The general standard was written for software engineering research. It should apply to just about all empirical software engineering research. It might apply to some other fields with a little tweaking.
The other standards are method-specific. The Questionnaire Survey standard is for questionnaire surveys. It should not be used to assess a different kind of study, like a focus group. Some of the method-specific standards can probably be adapted for other research areas, and people from other communities are welcome to try.
How do other disciplines go about this? Are they less diverse than SE? Do they have empirical standards that work and yield the discussed advantages?
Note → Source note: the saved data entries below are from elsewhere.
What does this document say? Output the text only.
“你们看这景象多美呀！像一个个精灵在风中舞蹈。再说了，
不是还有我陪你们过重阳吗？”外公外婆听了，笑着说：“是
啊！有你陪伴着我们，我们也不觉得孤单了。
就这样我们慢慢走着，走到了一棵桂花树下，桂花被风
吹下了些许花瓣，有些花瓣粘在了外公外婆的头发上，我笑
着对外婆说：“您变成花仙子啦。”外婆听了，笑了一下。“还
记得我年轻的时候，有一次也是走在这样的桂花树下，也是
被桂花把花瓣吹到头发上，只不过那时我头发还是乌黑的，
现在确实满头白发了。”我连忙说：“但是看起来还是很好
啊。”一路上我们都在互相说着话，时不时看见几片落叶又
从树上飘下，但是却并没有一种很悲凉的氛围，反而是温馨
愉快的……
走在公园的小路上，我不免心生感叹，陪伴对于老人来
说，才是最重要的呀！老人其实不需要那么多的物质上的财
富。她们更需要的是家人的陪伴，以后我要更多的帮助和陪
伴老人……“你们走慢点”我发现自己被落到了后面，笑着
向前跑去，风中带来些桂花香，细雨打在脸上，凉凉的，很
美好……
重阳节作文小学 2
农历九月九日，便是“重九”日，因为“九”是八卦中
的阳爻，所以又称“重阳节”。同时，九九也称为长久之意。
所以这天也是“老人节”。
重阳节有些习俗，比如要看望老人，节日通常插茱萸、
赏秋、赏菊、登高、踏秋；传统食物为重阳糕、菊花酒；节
All communities attempt to write criteria for judging scientific work (such as reviewer guidelines) and some scientific communities (e.g. SIGPLAN), have attempted to write things sort of like “empirical standards.” These previous attempts have met with some successes despite suffering from several problems including: (1) lack of detail; (2) trying to force everyone into an overly limited and outdated view of science (like logical positivism); (3) failing to distinguishing between dissimilar methodologies. Our standards are far more detailed and comprehensive, without imposing a singular epistemological or ontological position. We accomplish this by having different approaches for different standards. Our community’s high level of methodological diversity both necessitates this multi-standard approach.
It would be useful to cover method X as well. Are you planning to?
If you’d like to see a standard created for a certain method (e.g. Focus Groups) please lodge an issue on the GitHub repo. You can suggest people who might be able to draft such a standard, including yourself, and content that might be included. We have to balance the need for method-specific guidance against the complexity of having too many standards, but if lots of people want a standard for a certain method and someone is willing to write a first draft, then we’ll include it.
This stuff needs to be used to form the next generation of software engineers. Any plans to integrate this into curricula?
The standards clearly have a lot of pedagogical value for teaching research methods. Paul is using them in his advanced quantitative methods course in Winter 2021. We are not sure if they are appropriate for undergrads, but if anyone wants to try, they are welcome to do so and we would love to hear about their experiences.